In contrast, OBR forecasts for the UK as a whole are effectively unchanged – the budget deficit for the UK as a whole is still expected to be 4.0% of GDP in 2015–16, despite the reduction in North Sea revenue forecasts. Scotland’s projected deficit in 2015–16 is now 4.6% of GDP higher than that for the UK as a whole. In cash terms this is equivalent to a gap of £7.6 billion. Unless oil and gas revenues were to rebound, onshore revenues were to grow more quickly than in the rest of the UK, or government spending in Scotland were cut, a similar sized gap would remain in the years ahead.

Why do the forecasting changes affect Scotland and the UK as a whole so differently? There are two reasons.

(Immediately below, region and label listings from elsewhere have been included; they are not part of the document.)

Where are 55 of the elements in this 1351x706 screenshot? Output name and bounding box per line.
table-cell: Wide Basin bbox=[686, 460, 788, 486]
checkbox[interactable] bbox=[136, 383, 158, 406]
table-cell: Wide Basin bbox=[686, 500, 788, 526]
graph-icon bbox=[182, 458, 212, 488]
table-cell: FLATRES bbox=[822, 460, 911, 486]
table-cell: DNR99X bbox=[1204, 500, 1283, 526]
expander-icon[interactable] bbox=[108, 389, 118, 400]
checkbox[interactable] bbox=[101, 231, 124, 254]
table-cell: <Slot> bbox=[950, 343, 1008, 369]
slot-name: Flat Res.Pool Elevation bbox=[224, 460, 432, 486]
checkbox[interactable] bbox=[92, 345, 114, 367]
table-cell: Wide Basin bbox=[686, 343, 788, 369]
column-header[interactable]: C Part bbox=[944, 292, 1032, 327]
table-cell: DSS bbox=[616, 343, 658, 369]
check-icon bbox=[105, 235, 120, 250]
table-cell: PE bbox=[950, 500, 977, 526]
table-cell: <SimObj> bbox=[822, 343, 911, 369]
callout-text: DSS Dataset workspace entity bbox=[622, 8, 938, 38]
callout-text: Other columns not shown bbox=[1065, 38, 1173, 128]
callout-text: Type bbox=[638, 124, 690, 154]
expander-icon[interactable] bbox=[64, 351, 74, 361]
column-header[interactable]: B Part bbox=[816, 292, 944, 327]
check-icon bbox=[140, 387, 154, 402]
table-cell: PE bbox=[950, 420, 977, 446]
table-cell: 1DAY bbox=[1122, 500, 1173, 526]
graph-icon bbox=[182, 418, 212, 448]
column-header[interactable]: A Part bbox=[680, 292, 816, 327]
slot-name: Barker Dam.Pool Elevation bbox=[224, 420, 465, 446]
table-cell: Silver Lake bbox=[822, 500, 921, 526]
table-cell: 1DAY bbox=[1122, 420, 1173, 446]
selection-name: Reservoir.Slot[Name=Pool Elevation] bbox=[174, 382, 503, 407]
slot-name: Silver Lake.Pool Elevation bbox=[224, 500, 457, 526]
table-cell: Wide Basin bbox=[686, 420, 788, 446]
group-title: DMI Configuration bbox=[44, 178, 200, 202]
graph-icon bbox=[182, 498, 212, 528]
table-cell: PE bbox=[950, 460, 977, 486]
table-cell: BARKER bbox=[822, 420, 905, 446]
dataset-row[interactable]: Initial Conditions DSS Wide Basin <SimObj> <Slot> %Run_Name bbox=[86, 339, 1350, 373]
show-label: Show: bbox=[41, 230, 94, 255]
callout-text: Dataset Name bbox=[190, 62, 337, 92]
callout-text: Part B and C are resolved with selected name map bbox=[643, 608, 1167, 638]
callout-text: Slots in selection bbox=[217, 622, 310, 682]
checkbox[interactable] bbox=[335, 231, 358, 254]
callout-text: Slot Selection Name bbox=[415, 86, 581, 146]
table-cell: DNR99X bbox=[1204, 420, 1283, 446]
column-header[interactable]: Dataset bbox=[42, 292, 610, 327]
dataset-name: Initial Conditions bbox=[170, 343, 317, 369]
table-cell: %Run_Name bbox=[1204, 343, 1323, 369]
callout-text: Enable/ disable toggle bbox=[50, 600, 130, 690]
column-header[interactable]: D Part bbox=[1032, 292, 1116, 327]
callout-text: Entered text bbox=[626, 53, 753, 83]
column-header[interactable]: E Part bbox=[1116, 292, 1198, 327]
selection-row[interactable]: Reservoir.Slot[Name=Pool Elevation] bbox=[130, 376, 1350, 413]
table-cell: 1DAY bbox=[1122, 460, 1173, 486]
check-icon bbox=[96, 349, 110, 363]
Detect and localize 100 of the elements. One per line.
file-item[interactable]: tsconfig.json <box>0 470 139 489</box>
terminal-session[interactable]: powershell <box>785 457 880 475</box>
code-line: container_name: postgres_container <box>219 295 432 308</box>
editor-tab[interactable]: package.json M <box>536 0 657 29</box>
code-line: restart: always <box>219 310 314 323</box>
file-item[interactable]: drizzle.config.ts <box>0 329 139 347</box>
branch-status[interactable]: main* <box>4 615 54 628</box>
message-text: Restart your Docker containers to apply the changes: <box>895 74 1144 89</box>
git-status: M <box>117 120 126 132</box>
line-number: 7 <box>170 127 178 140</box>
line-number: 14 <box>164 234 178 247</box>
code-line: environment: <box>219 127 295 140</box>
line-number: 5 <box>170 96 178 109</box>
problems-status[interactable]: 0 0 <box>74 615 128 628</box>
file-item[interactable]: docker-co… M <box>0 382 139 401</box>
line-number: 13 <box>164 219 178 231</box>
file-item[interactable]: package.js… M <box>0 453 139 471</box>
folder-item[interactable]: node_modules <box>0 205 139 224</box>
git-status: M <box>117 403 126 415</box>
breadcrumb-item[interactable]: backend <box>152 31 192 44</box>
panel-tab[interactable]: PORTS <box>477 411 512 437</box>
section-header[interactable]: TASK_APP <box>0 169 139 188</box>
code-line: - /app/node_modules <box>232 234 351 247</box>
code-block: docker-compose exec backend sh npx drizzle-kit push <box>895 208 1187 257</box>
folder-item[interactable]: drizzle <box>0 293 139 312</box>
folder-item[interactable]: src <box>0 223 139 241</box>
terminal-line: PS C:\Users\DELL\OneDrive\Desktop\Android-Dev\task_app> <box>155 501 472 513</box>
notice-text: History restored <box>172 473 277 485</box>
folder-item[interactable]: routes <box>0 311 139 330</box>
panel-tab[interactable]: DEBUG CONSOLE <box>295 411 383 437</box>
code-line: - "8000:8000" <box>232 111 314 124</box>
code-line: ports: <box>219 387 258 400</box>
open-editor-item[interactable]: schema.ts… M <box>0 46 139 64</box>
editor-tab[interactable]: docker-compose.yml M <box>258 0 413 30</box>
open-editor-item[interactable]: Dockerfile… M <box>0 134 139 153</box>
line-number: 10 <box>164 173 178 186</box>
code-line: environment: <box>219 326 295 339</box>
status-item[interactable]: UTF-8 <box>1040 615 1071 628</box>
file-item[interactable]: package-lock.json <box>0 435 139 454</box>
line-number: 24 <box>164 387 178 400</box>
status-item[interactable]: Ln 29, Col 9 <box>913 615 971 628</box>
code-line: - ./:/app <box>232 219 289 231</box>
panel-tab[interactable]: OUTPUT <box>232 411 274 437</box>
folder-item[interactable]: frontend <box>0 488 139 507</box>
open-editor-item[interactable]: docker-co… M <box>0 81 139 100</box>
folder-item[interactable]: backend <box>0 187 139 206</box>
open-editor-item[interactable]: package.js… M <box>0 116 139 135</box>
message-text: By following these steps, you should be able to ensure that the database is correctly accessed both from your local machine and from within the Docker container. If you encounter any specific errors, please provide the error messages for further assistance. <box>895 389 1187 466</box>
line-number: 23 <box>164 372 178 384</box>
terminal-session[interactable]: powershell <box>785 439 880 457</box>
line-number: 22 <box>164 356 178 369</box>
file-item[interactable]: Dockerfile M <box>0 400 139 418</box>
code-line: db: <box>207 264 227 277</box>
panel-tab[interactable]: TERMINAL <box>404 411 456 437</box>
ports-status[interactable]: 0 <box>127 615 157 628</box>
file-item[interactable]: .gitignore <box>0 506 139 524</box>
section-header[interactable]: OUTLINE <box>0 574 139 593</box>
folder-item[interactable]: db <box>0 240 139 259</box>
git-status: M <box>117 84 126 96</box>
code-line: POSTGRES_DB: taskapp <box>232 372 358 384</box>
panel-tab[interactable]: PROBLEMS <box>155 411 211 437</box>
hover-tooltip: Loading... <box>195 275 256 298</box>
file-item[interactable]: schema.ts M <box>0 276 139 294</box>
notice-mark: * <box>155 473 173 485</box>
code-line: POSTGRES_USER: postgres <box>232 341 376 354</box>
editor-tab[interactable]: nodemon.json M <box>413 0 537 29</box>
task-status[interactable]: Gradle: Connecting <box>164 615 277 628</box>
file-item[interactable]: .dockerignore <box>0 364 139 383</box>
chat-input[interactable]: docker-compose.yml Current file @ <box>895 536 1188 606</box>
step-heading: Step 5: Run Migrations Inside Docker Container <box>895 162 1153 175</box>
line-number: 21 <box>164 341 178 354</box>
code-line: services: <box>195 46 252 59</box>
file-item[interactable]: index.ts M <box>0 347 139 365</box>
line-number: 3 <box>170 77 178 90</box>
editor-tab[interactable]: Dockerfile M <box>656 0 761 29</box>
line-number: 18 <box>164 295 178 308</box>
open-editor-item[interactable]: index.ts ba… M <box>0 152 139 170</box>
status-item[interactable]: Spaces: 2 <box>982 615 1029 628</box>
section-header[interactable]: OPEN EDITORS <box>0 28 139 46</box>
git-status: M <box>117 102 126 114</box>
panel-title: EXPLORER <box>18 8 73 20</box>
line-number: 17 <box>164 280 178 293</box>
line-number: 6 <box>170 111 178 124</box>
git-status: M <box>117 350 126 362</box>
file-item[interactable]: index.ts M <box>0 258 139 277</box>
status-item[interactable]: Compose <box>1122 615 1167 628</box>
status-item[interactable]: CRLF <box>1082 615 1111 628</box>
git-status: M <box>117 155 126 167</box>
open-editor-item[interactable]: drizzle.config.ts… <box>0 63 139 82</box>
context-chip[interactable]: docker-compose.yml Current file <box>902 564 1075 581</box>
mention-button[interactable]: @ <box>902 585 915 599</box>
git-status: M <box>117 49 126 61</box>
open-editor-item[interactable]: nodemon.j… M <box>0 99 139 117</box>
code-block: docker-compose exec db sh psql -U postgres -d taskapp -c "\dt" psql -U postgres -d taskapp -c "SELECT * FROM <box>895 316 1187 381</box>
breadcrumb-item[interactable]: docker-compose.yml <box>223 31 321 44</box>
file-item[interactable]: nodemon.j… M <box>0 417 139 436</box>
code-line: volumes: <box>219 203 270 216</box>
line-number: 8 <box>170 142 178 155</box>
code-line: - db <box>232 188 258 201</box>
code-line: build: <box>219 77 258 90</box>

First, and most importantly, because most North Sea revenues are estimated to come from the Scottish portion of the North Sea (84% in 2013–14), and because the onshore economy and tax-base of Scotland is much smaller than that of the UK as a whole, a fall in this revenue stream has a much larger impact on Scotland’s fiscal position. For instance, the reduction in forecast revenues in 2015–16 is equivalent to around 0.8% of Scottish GDP but only around 0.1% of GDP for the UK as a whole.

Second, is the fact that the fall in oil and gas prices may have a positive impact on the onshore economy (by reducing energy costs, for instance). For the UK as a whole, this positive impact on the onshore economy may be big enough to more than offset the direct impact of lower oil and gas prices on North Sea revenues (A recent report by PWC suggests this is the case). This seems much less likely to be the case for Scotland – which accounts for the majority of the UK’s North Sea output and revenues, but only a small (close to population) share of onshore output and revenues.